9 Tips for Better Design
How to find new ideas and do justice to themSynopsis: Furniture designer Michael Fortune finds inspiration in unexpected places: a leaf, a tree limb, the shape of a classic vase — even tire tracks in the snow. Sharing his broader approach to furniture design, Fortune tells aspiring designers how to look for and find inspiration, and how to incorporate that inspiration into your work.
Several times a year I have the opportunity to teach a two-week class in furniture design and construction. I enjoy the challenge of working with people who think they are incapable of designing their own furniture. Most of my students are mystified about where design ideas come from and how they are developed.
Most articles about furniture design begin with the classical orders—golden mean, Fibonacci series, etc.—and end with well-known period pieces. My broader approach to design was distilled from my training at a commercial furniture-design school in the early 1970s, and refined over my 30-year career as a furniture designer and maker. I’ve found that great design ideas can come from anywhere, and the standard rules can choke inspiration rather than free it. For example, look to other cultures and you’ll find ideas that will appear brand-new in your own. Some of the most obscure corners of history are hiding beautiful ideas that you can borrow and adapt.
After you find a rough idea that resonates with you, you’ll need to work out the overall proportions, lines, and details, guiding the design toward a successful conclusion. I’ll share my primary sources of inspiration, and some visual dos and don’ts that have worked for me.

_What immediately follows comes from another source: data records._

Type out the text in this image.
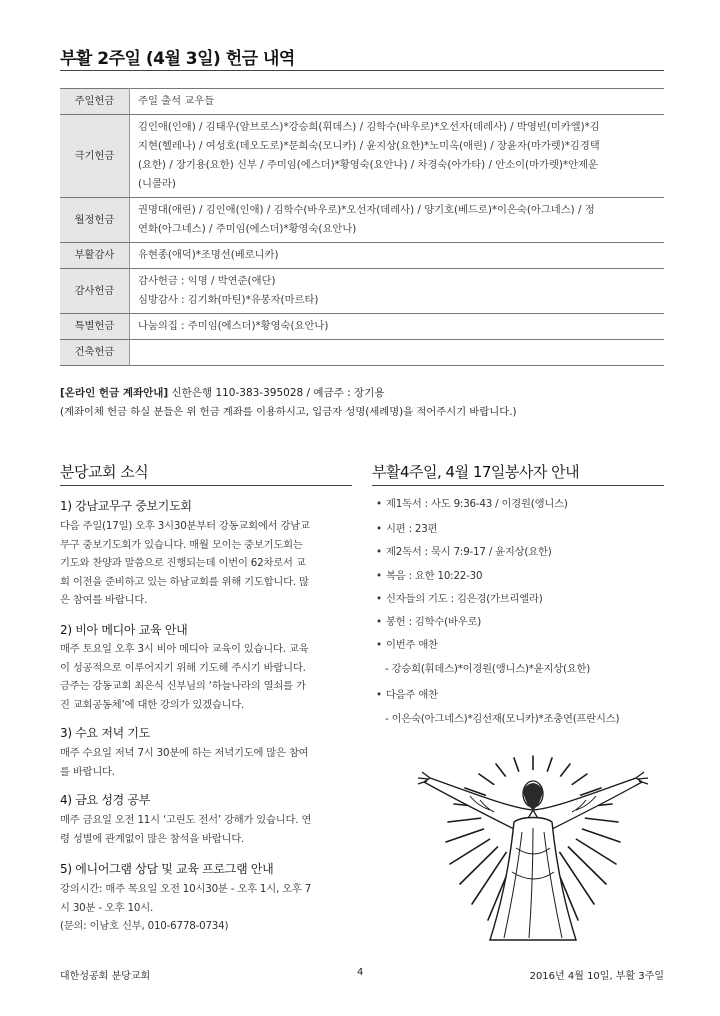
부활 2주일 (4월 3일) 헌금 내역
주일헌금	주일 출석 교우들
극기헌금	김인애(인애) / 김태우(암브로스)*강승희(휘데스) / 김학수(바우로)*오선자(데레사) / 박영빈(미카엘)*김
지현(헬레나) / 여성호(데오도로)*문희숙(모니카) / 윤지상(요한)*노미옥(애린) / 장윤자(마가렛)*김경택
(요한) / 장기용(요한) 신부 / 주미임(에스더)*황영숙(요안나) / 차경숙(아가타) / 안소이(마가렛)*안제운
(니콜라)
월정헌금	권명대(애린) / 김인애(인애) / 김학수(바우로)*오선자(데레사) / 양기호(베드로)*이은숙(아그네스) / 정
연화(아그네스) / 주미임(에스더)*황영숙(요안나)
부활감사	유현종(애덕)*조명선(베로니카)
감사헌금	감사헌금 : 익명 / 박연준(애단)
심방감사 : 김기화(마틴)*유봉자(마르타)
특별헌금	나눔의집 : 주미임(에스더)*황영숙(요안나)
건축헌금	
[온라인 헌금 계좌안내] 신한은행 110-383-395028 / 예금주 : 장기용
(계좌이체 헌금 하실 분들은 위 헌금 계좌를 이용하시고, 입금자 성명(세례명)을 적어주시기 바랍니다.)
분당교회 소식
1) 강남교무구 중보기도회
다음 주일(17일) 오후 3시30분부터 강동교회에서 강남교
무구 중보기도회가 있습니다. 매월 모이는 중보기도회는
기도와 찬양과 말씀으로 진행되는데 이번이 62차로서 교
회 이전을 준비하고 있는 하남교회를 위해 기도합니다. 많
은 참여를 바랍니다.
2) 비아 메디아 교육 안내
매주 토요일 오후 3시 비아 메디아 교육이 있습니다. 교육
이 성공적으로 이루어지기 위해 기도해 주시기 바랍니다.
금주는 강동교회 최은식 신부님의 ‘하늘나라의 열쇠를 가
진 교회공동체’에 대한 강의가 있겠습니다.
3) 수요 저녁 기도
매주 수요일 저녁 7시 30분에 하는 저녁기도에 많은 참여
를 바랍니다.
4) 금요 성경 공부
매주 금요일 오전 11시 ‘고린도 전서’ 강해가 있습니다. 연
령 성별에 관계없이 많은 참석을 바랍니다.
5) 에니어그램 상담 및 교육 프로그램 안내
강의시간: 매주 목요일 오전 10시30분 - 오후 1시, 오후 7
시 30분 - 오후 10시.
(문의: 이남호 신부, 010-6778-0734)
부활4주일, 4월 17일봉사자 안내
• 제1독서 : 사도 9:36-43 / 이경원(앵니스)
• 시편 : 23편
• 제2독서 : 묵시 7:9-17 / 윤지상(요한)
• 복음 : 요한 10:22-30
• 신자들의 기도 : 김은경(가브리엘라)
• 봉헌 : 김학수(바우로)
• 이번주 애찬
- 강승희(휘데스)*이경원(앵니스)*윤지상(요한)
• 다음주 애찬
- 이은숙(아그네스)*김선재(모니카)*조충연(프란시스)
대한성공회 분당교회	4	2016년 4월 10일, 부활 3주일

If you are receptive, ideas can come from almost anywhere. In design school, my instructor’s interest in three-dimensional puzzles spilled into his furniture. I admired the unusual origin of his designs, and was inspired to look differently at objects around me.
Almost anything from any culture—bridges, buildings, fine art—can inspire a design. If it strikes you as beautiful, it probably will resonate with others. Better yet, they won’t know exactly why. When walking through a museum with my children, I came across a vase made in Mesopotamia about 6000 B.C. Captivated by the simple elegance of the shape, I returned to my workshop and doodled casually in an effort to convert the profile of the vase into the profile of a table leg and apron.
If you like gardening or the outdoors, natural forms are worth exploring. Plant stalks can become table legs, and leaves might inspire shapes for tabletops. If you are intrigued by structures like bridges, dams, and buildings, they can inspire any number of table bases.